An SLA is a formal agreement between service provider and customer that defines the expected level of service and the remedies (typically service credits) if that level is not met. SLAs are legal documents; missing them has financial consequences.

Structure of an SLA

  1. Covered services — which products and regions are in scope
  2. SLO targets — the availability or latency commitments
  3. Measurement methodology — how uptime is calculated, which incidents count
  4. Exclusions — scheduled maintenance, force majeure, customer-caused outages
  5. Remedies — service credit schedule for each tier of breach

Real-world SLA examples

Provider Service Committed uptime Credit for breach
AWS EC2 99.99% monthly 10–30% of affected charges
AWS S3 99.9% monthly 10–25% of affected charges
AWS RDS Multi-AZ 99.95% monthly 10–100% of affected charges
Google Cloud GCE 99.99% monthly 10–50% of charges
Google Cloud Cloud Storage 99.9% monthly 10–25% of charges
Azure Virtual Machines (2+ instances) 99.99% monthly 10–25% of monthly charges

SLA vs SLO

SLA and SLO are often confused. The critical distinction:

SLO SLA
Audience Engineering team Customer / business
Nature Internal target Legal contract
Strictness Higher (stricter) Lower (more lenient)
Consequence of breach Reliability work, feature freeze Service credits, penalties

Best practice: set your SLO stricter than your SLA. The buffer between SLO and SLA is the safety margin that prevents a reliability incident from triggering contractual penalties. If the SLA is 99.9%, the SLO might be 99.95%.


Best practices

Practice Rationale
Fewer, more meaningful SLIs Two or three well-chosen indicators outperform ten noisy ones. Start with availability and P99 latency.
28-day rolling windows Monthly windows smooth out weekday/weekend variation and match most billing cycles.
Automate SLO dashboards Manual calculation is error-prone and too slow. Grafana + Prometheus or Cloud Monitoring should show current SLO compliance in real time.
Review SLOs quarterly User expectations and system capabilities evolve.

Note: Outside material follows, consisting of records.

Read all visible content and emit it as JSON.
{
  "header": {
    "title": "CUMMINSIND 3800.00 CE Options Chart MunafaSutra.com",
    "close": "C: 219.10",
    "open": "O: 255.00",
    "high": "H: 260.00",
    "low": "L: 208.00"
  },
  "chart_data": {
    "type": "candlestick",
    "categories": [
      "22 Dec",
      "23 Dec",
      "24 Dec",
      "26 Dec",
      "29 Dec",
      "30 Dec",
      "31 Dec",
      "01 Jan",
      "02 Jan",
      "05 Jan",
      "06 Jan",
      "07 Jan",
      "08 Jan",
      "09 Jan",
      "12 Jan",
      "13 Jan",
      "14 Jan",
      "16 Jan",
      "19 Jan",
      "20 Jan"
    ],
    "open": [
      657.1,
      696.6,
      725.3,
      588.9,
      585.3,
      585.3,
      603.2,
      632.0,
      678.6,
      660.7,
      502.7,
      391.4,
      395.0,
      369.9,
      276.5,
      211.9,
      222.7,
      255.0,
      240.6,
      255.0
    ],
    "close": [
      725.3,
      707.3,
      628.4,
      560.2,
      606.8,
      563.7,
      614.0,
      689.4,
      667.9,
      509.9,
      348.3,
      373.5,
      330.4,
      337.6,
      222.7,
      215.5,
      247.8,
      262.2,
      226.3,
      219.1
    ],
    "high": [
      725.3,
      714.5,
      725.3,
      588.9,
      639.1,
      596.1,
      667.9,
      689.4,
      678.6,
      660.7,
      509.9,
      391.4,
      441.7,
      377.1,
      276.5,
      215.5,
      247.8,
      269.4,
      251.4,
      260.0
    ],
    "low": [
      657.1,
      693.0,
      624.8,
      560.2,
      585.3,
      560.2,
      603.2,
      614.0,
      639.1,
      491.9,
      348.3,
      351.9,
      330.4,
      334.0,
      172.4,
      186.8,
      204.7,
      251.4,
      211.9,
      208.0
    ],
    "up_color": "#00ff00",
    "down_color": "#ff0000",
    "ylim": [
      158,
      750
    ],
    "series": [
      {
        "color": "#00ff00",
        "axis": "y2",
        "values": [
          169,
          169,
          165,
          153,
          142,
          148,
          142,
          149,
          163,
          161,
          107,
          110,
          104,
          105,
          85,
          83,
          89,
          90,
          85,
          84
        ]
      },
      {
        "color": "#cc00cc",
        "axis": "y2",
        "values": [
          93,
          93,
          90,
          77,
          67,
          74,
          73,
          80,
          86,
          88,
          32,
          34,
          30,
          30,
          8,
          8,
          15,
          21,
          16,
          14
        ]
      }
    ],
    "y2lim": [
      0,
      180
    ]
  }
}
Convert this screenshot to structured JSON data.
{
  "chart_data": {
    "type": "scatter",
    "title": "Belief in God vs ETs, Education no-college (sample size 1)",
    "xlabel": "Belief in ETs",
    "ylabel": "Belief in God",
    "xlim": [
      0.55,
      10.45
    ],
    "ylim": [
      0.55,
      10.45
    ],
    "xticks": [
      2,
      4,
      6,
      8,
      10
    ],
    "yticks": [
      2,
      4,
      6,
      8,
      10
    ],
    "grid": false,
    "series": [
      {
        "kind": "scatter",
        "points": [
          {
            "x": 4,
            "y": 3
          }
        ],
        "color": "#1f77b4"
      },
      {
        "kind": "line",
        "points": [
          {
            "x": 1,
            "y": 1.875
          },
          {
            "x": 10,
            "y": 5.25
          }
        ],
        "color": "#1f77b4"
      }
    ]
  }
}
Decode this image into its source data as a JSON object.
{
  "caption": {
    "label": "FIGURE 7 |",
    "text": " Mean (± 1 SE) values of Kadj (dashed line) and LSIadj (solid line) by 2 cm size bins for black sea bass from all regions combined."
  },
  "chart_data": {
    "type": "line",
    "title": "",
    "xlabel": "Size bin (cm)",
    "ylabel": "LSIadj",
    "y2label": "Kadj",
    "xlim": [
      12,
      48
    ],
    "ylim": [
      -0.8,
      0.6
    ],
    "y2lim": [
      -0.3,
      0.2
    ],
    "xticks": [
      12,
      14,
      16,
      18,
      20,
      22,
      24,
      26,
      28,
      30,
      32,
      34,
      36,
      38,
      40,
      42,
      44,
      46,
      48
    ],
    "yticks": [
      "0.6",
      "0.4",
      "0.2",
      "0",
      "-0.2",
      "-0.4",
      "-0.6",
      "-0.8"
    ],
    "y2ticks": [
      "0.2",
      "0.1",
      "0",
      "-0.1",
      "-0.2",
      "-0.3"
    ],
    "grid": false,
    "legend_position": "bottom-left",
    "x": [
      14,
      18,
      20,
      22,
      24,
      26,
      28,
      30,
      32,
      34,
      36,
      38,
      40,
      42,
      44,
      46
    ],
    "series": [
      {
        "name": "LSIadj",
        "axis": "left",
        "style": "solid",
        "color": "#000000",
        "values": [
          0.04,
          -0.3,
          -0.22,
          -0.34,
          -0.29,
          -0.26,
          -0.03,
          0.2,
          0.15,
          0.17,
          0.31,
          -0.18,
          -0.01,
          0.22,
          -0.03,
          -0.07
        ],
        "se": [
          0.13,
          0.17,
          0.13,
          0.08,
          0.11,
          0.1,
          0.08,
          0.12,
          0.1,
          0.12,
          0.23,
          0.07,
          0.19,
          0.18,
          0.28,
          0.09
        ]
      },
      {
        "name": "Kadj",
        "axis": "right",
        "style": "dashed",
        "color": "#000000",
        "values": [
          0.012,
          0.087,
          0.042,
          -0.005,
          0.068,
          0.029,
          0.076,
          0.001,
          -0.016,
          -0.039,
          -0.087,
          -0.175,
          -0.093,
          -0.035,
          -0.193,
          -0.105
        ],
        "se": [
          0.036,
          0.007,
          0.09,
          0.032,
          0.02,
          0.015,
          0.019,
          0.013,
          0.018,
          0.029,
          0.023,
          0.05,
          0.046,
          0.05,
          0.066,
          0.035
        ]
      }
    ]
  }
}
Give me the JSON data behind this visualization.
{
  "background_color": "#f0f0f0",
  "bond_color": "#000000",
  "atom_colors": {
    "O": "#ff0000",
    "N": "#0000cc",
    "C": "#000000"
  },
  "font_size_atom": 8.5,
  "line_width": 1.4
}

SLOs that were correct at launch may need adjustment after a year of scale.
Never set SLO = 100% 100% is unachievable and leaves no room for planned maintenance or safe deployments.


  1. BEYER, B. et al. Site Reliability Engineering. Google / O'Reilly, 2016. Chapters 4–5. 

  2. MURPHY, N. et al. The Site Reliability Workbook. Google / O'Reilly, 2018. Chapter 5 — Alerting on SLOs. 

  3. AWS Service Level Agreements. Amazon Web Services. 

  4. Google Cloud Service Level Agreements. Google LLC.